Skill Sprint Pack Builder
Use this skill when a user pastes lesson notes, workflow notes, teardown notes,
an upstream agent-skill idea, or an informal build process and wants to turn it
into a practical ClawHub, Codex, or Claude Code skill artifact for a Skool
audience.
Inputs
Collect or infer:
- source notes or lesson transcript,
- target audience,
- one useful job the member can finish today,
- required tools or accounts,
- visible proof artifact,
- privacy risks,
- target runtime: ClawHub, Codex, Claude Code, or portable,
- whether the source is original notes or an upstream skill idea,
- what should become reusable next time.
If the notes include private names, links, credentials, exports, screenshots, or
unverified claims, pause and convert them into placeholders before drafting the
public artifact.
If the input is an upstream skill or skill repository, do not copy it verbatim.
Extract the useful behavior pattern, rewrite the trigger narrowly, remove
runtime-specific assumptions, and convert the result into a public-safe sprint
pack.
Workflow
- Extract the smallest repeatable outcome from the notes.
- Define a 20-minute action:
- one objective,
- starting state,
- exact steps,
- stopping point,
- proof to capture.
- Build a proof checklist that verifies the action happened without exposing
private data.
- Build a redaction checklist before any public sharing.
- Draft a public-safe Skool post that teaches the action without implying
guaranteed results.
- Create a reusable skill card for ClawHub or Codex:
- skill name,
- trigger phrase,
- inputs,
- step sequence,
- expected artifact,
- proof required,
- safety notes.
Keep the skill card installable: use a short kebab-case name, a clear
trigger description, explicit inputs, and no hidden dependency on private
files or accounts.
- If adapting an upstream skill idea, add a runtime adaptation block:
- what to keep,
- what to rewrite,
- what to reject,
- Codex notes,
- Claude Code notes,
- ClawHub/OpenClaw notes,
- install impact risk.
- Define 3 next reps that make the skill stronger through real use.
- Define verification criteria that decide whether the sprint pack is ready to
post, reuse, or revise.
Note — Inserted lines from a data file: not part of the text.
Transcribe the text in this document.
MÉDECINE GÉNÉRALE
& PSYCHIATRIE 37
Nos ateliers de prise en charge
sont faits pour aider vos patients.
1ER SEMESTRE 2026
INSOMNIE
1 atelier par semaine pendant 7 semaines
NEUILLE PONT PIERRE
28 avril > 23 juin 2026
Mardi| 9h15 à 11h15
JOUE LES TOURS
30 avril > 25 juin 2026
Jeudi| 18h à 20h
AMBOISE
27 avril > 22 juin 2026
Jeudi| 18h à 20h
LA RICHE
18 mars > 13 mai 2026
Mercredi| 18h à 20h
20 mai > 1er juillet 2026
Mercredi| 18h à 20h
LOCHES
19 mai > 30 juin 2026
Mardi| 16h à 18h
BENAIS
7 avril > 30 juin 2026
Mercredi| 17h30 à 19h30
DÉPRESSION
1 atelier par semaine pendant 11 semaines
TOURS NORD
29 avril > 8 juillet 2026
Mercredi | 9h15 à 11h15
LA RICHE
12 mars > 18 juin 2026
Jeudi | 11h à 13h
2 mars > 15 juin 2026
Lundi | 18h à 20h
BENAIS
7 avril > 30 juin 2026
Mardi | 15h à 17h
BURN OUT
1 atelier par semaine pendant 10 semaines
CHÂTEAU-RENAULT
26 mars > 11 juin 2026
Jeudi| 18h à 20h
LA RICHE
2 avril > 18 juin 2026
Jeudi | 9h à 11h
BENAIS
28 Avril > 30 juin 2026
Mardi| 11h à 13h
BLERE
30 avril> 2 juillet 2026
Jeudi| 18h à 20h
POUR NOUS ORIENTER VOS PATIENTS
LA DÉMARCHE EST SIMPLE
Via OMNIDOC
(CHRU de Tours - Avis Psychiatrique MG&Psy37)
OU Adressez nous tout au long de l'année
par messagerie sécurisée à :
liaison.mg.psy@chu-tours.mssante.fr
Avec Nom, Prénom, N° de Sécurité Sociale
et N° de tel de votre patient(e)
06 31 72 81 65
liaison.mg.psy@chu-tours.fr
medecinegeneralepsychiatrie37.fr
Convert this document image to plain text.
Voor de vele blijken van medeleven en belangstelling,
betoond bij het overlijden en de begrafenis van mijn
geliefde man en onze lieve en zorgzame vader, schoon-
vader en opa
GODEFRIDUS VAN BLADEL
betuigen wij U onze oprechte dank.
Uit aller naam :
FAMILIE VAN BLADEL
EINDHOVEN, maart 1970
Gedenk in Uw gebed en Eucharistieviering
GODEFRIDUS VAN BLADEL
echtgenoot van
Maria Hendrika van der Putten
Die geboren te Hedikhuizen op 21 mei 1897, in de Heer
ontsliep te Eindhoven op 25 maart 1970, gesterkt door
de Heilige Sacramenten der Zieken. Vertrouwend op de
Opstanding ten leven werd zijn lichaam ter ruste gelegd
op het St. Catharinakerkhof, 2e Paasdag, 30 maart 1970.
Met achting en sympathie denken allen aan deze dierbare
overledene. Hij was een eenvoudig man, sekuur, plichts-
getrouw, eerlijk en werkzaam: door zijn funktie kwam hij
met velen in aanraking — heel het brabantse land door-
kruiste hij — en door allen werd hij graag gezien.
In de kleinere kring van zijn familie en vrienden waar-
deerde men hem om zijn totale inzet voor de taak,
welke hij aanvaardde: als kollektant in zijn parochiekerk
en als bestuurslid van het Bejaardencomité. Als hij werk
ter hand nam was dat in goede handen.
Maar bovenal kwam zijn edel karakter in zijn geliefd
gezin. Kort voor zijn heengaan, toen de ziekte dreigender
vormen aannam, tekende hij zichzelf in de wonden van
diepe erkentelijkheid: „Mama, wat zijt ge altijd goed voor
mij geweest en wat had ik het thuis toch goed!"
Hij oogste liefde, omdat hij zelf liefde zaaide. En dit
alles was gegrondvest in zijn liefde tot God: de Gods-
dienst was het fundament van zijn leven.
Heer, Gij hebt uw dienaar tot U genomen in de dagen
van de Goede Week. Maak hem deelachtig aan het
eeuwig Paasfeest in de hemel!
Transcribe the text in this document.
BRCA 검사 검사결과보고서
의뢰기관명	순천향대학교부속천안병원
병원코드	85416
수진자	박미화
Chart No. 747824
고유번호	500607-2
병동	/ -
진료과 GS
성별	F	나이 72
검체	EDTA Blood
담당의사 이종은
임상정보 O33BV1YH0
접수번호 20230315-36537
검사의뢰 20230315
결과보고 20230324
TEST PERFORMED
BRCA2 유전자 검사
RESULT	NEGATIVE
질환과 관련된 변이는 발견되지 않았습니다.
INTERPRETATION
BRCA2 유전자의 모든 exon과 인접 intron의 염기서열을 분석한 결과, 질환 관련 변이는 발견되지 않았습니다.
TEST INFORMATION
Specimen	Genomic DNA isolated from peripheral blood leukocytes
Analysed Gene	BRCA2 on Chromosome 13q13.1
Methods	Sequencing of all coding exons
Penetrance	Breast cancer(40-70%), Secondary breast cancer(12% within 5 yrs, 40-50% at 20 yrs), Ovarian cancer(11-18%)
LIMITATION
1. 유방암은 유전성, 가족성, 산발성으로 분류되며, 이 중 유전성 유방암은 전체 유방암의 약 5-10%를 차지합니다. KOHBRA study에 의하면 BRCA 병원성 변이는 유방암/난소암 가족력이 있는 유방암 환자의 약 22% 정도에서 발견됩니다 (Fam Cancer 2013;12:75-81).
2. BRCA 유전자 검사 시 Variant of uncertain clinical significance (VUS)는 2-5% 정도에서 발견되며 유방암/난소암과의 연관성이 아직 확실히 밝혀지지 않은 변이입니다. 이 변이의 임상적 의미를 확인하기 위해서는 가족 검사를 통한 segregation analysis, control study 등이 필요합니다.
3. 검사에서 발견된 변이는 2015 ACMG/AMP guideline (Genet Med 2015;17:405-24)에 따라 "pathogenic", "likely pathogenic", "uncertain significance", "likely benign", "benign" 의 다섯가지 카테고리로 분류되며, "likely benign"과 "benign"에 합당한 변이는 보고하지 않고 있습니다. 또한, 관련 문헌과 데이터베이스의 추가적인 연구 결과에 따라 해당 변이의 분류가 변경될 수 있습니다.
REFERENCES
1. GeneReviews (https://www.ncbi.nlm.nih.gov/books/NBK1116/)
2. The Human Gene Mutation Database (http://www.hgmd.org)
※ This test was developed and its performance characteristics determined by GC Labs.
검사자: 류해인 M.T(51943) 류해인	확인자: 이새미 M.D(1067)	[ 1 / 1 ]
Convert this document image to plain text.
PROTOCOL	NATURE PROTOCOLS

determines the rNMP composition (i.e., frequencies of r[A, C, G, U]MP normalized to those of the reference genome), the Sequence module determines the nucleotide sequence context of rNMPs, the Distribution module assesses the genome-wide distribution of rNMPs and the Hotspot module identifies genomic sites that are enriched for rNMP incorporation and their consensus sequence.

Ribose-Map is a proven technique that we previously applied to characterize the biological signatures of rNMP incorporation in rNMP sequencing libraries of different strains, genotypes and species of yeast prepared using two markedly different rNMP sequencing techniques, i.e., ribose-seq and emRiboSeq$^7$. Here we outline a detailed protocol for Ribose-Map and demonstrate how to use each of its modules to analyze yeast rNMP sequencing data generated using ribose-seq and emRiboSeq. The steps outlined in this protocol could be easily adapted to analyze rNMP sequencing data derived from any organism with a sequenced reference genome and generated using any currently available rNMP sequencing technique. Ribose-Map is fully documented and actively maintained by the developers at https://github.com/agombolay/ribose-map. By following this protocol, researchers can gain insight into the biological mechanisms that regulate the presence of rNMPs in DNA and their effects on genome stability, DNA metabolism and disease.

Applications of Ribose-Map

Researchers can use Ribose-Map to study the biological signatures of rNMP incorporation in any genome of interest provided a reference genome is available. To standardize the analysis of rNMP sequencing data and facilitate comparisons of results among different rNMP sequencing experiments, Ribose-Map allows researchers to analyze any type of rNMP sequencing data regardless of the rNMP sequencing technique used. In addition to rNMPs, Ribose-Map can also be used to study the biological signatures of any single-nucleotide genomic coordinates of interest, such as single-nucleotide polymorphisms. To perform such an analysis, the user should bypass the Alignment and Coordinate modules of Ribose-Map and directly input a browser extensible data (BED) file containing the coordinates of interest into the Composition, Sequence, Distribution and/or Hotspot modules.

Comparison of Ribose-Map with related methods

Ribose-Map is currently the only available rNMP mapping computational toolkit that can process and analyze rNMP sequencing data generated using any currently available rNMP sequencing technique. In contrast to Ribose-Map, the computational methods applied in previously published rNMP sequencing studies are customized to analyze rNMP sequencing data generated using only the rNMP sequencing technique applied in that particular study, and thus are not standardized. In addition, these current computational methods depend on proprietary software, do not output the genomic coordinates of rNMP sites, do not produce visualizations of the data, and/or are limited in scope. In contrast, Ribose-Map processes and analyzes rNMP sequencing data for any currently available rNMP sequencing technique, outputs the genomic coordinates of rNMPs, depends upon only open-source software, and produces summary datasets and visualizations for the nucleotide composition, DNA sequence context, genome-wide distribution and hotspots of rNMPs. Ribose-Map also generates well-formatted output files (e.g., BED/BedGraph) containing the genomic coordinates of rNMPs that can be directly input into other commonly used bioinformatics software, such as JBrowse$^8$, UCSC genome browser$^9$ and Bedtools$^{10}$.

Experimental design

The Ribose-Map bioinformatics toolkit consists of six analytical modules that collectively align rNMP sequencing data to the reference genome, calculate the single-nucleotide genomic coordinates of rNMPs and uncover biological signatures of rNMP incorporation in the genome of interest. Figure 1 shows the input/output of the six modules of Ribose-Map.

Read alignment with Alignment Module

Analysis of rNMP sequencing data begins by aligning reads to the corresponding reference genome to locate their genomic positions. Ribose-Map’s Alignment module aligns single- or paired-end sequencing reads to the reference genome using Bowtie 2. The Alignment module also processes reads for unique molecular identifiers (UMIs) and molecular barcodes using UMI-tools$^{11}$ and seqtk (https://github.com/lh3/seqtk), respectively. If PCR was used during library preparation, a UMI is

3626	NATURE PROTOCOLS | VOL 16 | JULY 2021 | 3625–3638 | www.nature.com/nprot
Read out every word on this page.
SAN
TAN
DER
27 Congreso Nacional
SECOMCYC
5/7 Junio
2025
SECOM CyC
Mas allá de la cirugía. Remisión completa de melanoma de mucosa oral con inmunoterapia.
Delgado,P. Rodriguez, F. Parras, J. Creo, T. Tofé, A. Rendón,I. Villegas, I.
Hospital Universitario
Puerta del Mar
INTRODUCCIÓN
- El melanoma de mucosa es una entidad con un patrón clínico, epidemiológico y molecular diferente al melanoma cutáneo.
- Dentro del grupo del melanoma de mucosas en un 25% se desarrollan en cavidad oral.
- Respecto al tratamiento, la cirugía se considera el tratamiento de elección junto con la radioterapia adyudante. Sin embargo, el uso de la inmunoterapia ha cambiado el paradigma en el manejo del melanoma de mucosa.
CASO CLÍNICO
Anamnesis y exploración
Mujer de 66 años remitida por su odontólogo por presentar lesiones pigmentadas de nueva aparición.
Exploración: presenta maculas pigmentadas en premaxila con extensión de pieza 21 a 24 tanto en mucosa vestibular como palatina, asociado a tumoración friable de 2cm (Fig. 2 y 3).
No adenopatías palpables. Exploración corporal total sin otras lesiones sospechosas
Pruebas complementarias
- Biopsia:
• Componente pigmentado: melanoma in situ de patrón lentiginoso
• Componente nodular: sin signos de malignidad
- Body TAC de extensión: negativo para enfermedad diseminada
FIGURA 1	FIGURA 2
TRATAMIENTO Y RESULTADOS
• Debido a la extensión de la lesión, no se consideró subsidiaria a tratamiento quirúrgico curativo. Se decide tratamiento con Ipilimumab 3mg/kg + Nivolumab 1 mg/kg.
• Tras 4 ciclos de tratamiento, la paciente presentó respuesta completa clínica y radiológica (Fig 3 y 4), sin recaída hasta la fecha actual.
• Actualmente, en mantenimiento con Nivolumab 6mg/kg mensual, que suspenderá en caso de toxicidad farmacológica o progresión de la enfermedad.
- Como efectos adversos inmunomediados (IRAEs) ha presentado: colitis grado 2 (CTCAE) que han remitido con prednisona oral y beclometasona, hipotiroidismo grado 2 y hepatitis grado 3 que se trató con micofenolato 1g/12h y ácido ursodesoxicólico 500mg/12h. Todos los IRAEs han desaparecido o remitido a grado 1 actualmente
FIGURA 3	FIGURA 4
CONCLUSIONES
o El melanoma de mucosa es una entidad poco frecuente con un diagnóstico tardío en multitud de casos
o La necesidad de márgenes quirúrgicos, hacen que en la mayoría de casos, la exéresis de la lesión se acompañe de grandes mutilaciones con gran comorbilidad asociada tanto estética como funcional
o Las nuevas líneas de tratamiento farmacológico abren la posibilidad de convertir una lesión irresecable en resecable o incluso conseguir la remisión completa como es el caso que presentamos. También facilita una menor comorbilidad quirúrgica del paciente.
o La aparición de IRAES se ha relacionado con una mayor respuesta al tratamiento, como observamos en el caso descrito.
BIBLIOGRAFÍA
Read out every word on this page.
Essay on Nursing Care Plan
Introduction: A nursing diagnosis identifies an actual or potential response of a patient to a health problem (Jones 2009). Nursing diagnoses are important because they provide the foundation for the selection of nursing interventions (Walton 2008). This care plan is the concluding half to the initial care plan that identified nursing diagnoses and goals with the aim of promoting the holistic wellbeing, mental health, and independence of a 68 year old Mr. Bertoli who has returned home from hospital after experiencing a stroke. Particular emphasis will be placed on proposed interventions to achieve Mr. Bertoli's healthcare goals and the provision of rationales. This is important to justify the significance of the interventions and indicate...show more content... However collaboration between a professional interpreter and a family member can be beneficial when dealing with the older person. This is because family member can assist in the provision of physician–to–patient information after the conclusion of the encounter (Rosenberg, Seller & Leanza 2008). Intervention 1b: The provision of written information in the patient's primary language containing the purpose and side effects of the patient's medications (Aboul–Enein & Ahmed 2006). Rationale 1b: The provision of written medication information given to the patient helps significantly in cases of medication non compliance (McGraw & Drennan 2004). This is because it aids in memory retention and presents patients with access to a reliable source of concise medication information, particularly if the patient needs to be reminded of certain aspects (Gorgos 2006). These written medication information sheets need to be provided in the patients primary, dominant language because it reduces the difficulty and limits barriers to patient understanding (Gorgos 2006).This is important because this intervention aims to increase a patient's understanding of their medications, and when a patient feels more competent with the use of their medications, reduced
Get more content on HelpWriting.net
If the proof artifact is client-facing, verify that
it contains no private data, local paths, token-like strings, or implementation
process wording before sharing.
Output
Return:
- sprint title,
- 20-minute action,
- proof checklist,
- redaction checklist,
- public-safe Skool post,
- reusable ClawHub/Codex skill card,
- runtime adaptation block when relevant,
- next reps,
- verification criteria.
Keep the output concrete enough that a non-technical member can act without
understanding the full toolchain. Use advanced tool names only when they help
the user choose the right execution path.
Examples
Good public-safe inputs:
- "Here are my notes from rebuilding a public browser workflow into a checklist."
- "Turn this creator-owned SOP into a 20-minute lesson-to-proof sprint."
- "Adapt this upstream agent-skill idea into a public-safe local sprint pack."
Avoid inputs that require copying private lesson text, paid community posts,
member DMs, customer records, credentials, or screenshots with account details.
Replace them with placeholders, synthetic rows, or the creator's own notes.
Guardrails
- Do not scrape private communities, member lists, DMs, paid lessons, or hidden
pages.
- Do not request, store, transform, or paste credentials, API keys, session
cookies, recovery codes, payment data, or private exports.
- Do not provide medical, financial, or legal advice. Convert those topics into
general workflow organization, source collection, or "ask a qualified
professional" handoff steps.
- Do not promise or make earnings, growth, rank, conversion, or time-saved
claims unless the user provides public evidence and the post frames it as a
specific past example, not a promise.
- Remove or generalize names, handles, addresses, emails, phone numbers,
private URLs, order IDs, account IDs, and screenshots with sensitive UI.
- Prefer consent-first public artifacts: member-submitted examples, synthetic
examples, anonymized notes, or the creator's own workflow.